新生佐々岡カープのカラーとは? 広島日刊ではキャンプ期間中、佐々岡流チーム作りの特色にスポットを当てる。キャンプ初日はいきなり「佐々岡色全開」となった。

ウオーミングアップ終了後、野手だけでなく、投手も交ざりベースランニングが行われた。近年にないメニューは佐々岡真司監督の提案。「みんなでということ。一緒にということ」と一体感を掲げる指揮官の思いが詰まっていた。坂倉や野間が盛り上げ役となり、野手が投手にジェスチャーで走塁指示しながら笑いも起きた。大瀬良は「初めてじゃないですか。コミュニケーションが取れて良かった」と笑顔で振り返った。

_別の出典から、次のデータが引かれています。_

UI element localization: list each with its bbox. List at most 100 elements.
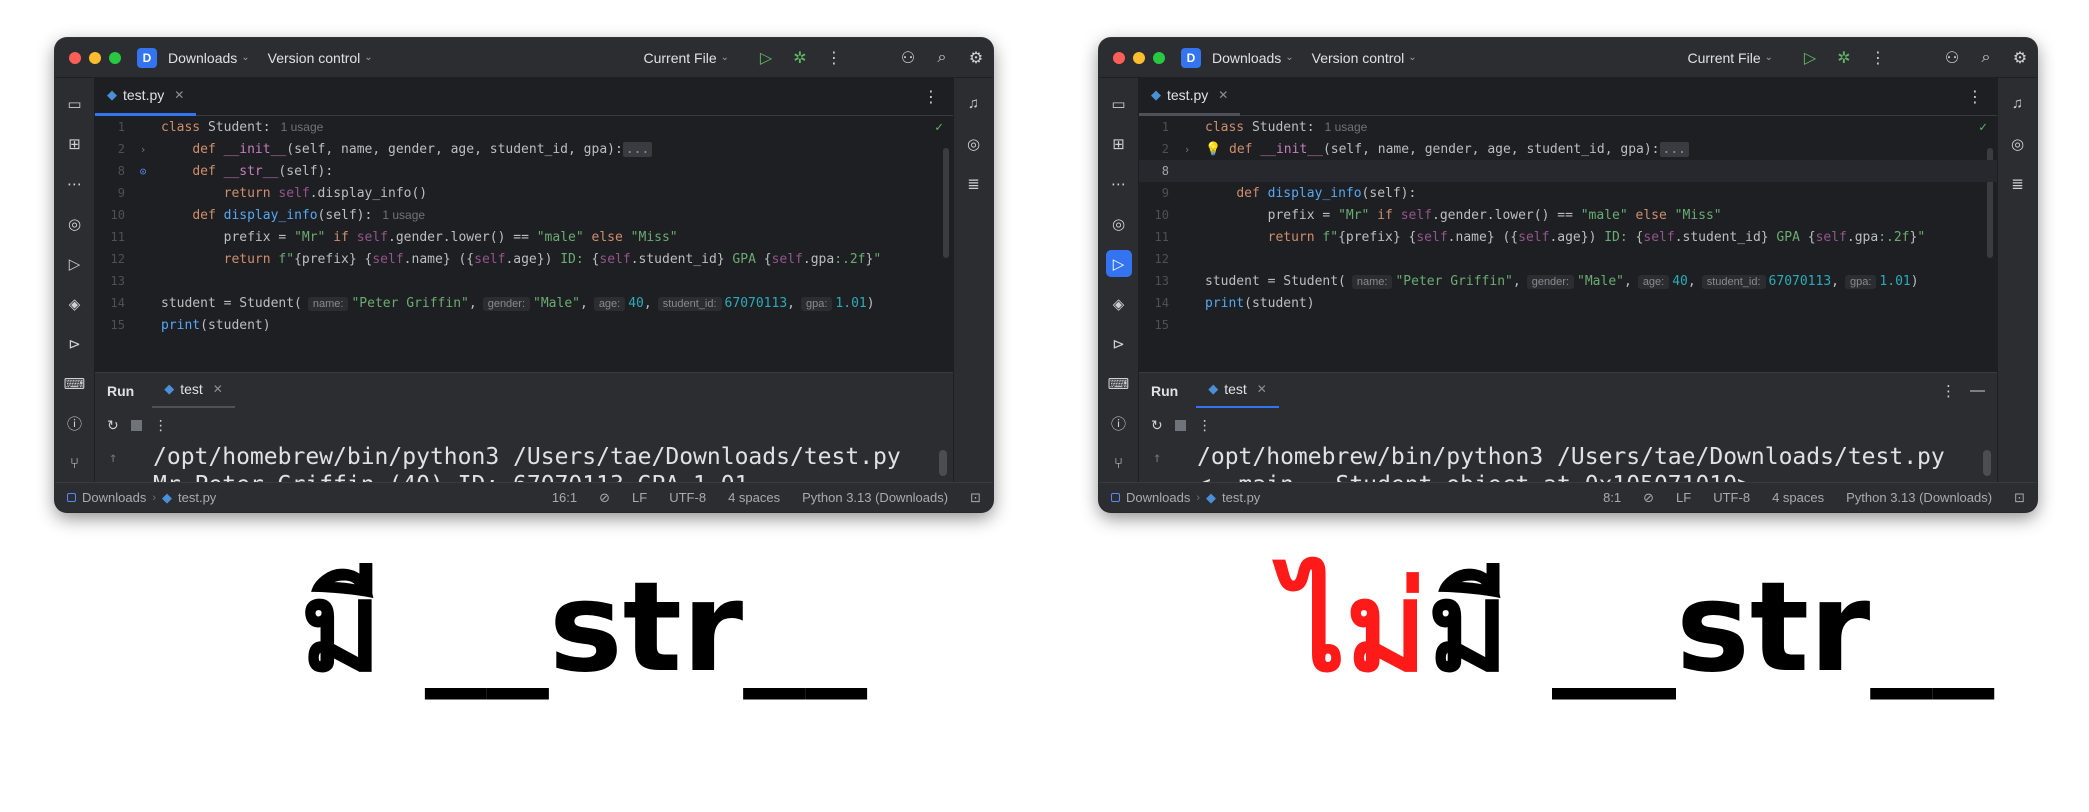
close-icon[interactable]: ✕ [1257,382,1267,396]
more-icon[interactable]: ⋮ [817,48,851,68]
services-icon[interactable]: ⊳ [1106,330,1132,357]
vcs-selector[interactable]: Version control ⌄ [1312,50,1417,66]
problems-icon[interactable]: ⓘ [62,410,88,437]
close-icon[interactable]: ✕ [213,382,223,396]
scroll-up-icon[interactable]: ↑ [109,450,117,466]
close-icon[interactable]: ✕ [1218,88,1228,102]
fold-arrow-icon[interactable]: › [125,143,161,156]
stop-icon[interactable] [1174,419,1186,431]
run-icon[interactable]: ▷ [749,48,783,68]
more-icon[interactable]: ⋮ [1941,382,1956,400]
console-scrollbar[interactable] [1983,450,1991,476]
debug-icon[interactable]: ✲ [783,48,817,68]
more-tools-icon[interactable]: ⋯ [1106,170,1132,197]
breadcrumb-folder[interactable]: Downloads [1126,490,1190,505]
rerun-icon[interactable]: ↻ [107,417,119,434]
folded-code[interactable]: ... [1659,141,1689,157]
maximize-window-button[interactable] [109,51,121,64]
indent-setting[interactable]: 4 spaces [728,490,780,505]
rerun-icon[interactable]: ↻ [1151,417,1163,434]
run-config-selector[interactable]: Current File ⌄ [643,50,729,66]
problems-icon[interactable]: ⓘ [1106,410,1132,437]
close-window-button[interactable] [1113,51,1125,64]
debug-icon[interactable]: ✲ [1827,48,1861,68]
console-scrollbar[interactable] [939,450,947,476]
more-icon[interactable]: ⋮ [1967,87,1983,107]
layers-icon[interactable]: ◈ [1106,290,1132,317]
more-icon[interactable]: ⋮ [923,87,939,107]
more-icon[interactable]: ⋮ [154,417,168,434]
layers-icon[interactable]: ◈ [62,290,88,317]
services-icon[interactable]: ⊳ [62,330,88,357]
terminal-icon[interactable]: ⌨ [62,370,88,397]
project-selector[interactable]: D Downloads ⌄ [137,47,250,68]
run-tool-icon[interactable]: ▷ [62,250,88,277]
structure-icon[interactable]: ⊞ [1106,130,1132,157]
folded-code[interactable]: ... [622,141,653,157]
usage-hint[interactable]: 1 usage [382,208,425,222]
breadcrumb-file[interactable]: test.py [178,490,216,505]
run-tab-test[interactable]: ◆ test ✕ [152,373,235,409]
breadcrumb-folder[interactable]: Downloads [82,490,146,505]
caret-position[interactable]: 8:1 [1603,490,1621,505]
fold-arrow-icon[interactable]: › [1169,143,1205,156]
ai-assistant-icon[interactable]: ◎ [2005,130,2031,157]
settings-icon[interactable]: ⚙ [2003,48,2037,68]
readonly-toggle-icon[interactable]: ⊘ [1643,490,1654,506]
run-tool-icon[interactable]: ▷ [1105,250,1132,277]
minimize-window-button[interactable] [89,51,101,64]
settings-icon[interactable]: ⚙ [959,48,993,68]
line-separator[interactable]: LF [1676,490,1691,505]
file-encoding[interactable]: UTF-8 [1713,490,1750,505]
python-interpreter[interactable]: Python 3.13 (Downloads) [1846,490,1992,505]
minimize-window-button[interactable] [1133,51,1145,64]
lightbulb-icon[interactable]: 💡 [1205,142,1221,157]
python-console-icon[interactable]: ◎ [62,210,88,237]
search-icon[interactable]: ⌕ [1969,49,2003,67]
minimize-icon[interactable]: — [1970,382,1985,400]
code-editor[interactable]: ✓ 1 class Student: 1 usage 2 › 💡 def __i… [1139,116,1997,372]
notifications-icon[interactable]: ♫ [2005,90,2031,117]
ai-assistant-icon[interactable]: ◎ [961,130,987,157]
breadcrumb-file[interactable]: test.py [1222,490,1260,505]
usage-hint[interactable]: 1 usage [281,120,324,134]
python-console-icon[interactable]: ◎ [1106,210,1132,237]
terminal-icon[interactable]: ⌨ [1106,370,1132,397]
run-tab-test[interactable]: ◆ test ✕ [1196,373,1279,409]
close-window-button[interactable] [69,51,81,64]
lock-icon[interactable]: ⊡ [2014,490,2025,506]
editor-tab-test-py[interactable]: ◆ test.py ✕ [95,78,197,116]
add-user-icon[interactable]: ⚇ [1935,48,1969,68]
file-encoding[interactable]: UTF-8 [669,490,706,505]
folder-icon[interactable]: ▭ [1106,90,1132,117]
database-icon[interactable]: ≣ [961,170,987,197]
folder-icon[interactable]: ▭ [62,90,88,117]
python-interpreter[interactable]: Python 3.13 (Downloads) [802,490,948,505]
run-config-selector[interactable]: Current File ⌄ [1687,50,1773,66]
maximize-window-button[interactable] [1153,51,1165,64]
line-separator[interactable]: LF [632,490,647,505]
usage-hint[interactable]: 1 usage [1325,120,1368,134]
scroll-up-icon[interactable]: ↑ [1153,450,1161,466]
readonly-toggle-icon[interactable]: ⊘ [599,490,610,506]
project-selector[interactable]: D Downloads ⌄ [1181,47,1294,68]
run-icon[interactable]: ▷ [1793,48,1827,68]
stop-icon[interactable] [130,419,142,431]
more-icon[interactable]: ⋮ [1198,417,1212,434]
add-user-icon[interactable]: ⚇ [891,48,925,68]
vcs-selector[interactable]: Version control ⌄ [268,50,373,66]
editor-tab-test-py[interactable]: ◆ test.py ✕ [1139,78,1241,116]
more-tools-icon[interactable]: ⋯ [62,170,88,197]
structure-icon[interactable]: ⊞ [62,130,88,157]
indent-setting[interactable]: 4 spaces [1772,490,1824,505]
more-icon[interactable]: ⋮ [1861,48,1895,68]
override-icon[interactable]: ⊙ [125,165,161,178]
caret-position[interactable]: 16:1 [552,490,577,505]
code-editor[interactable]: ✓ 1 class Student: 1 usage 2 › def __ini… [95,116,953,372]
notifications-icon[interactable]: ♫ [961,90,987,117]
close-icon[interactable]: ✕ [174,88,184,102]
git-icon[interactable]: ⑂ [62,450,88,477]
lock-icon[interactable]: ⊡ [970,490,981,506]
search-icon[interactable]: ⌕ [925,49,959,67]
git-icon[interactable]: ⑂ [1106,450,1132,477]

一体感は「対話」から始まる。午前中はブルペンでの投球を見守った指揮官は午後、打撃ケージ裏で積極的に野手に声をかけた。「(昨年まで)投手コーチで、そこまで練習中に話をすることもなかったので」。選手の性格や特徴を知るため、積極的に動き、話し、聞いた。選手に求める一体感を指揮官自ら実践。「これからまだまだコミュニケーションを取りながらやっていきたい」。選手に「競争」を求めるキャンプでも「対話」は欠かさない。緊張と緩和のバランスが、佐々岡広島に一体感をもたらしそうだ。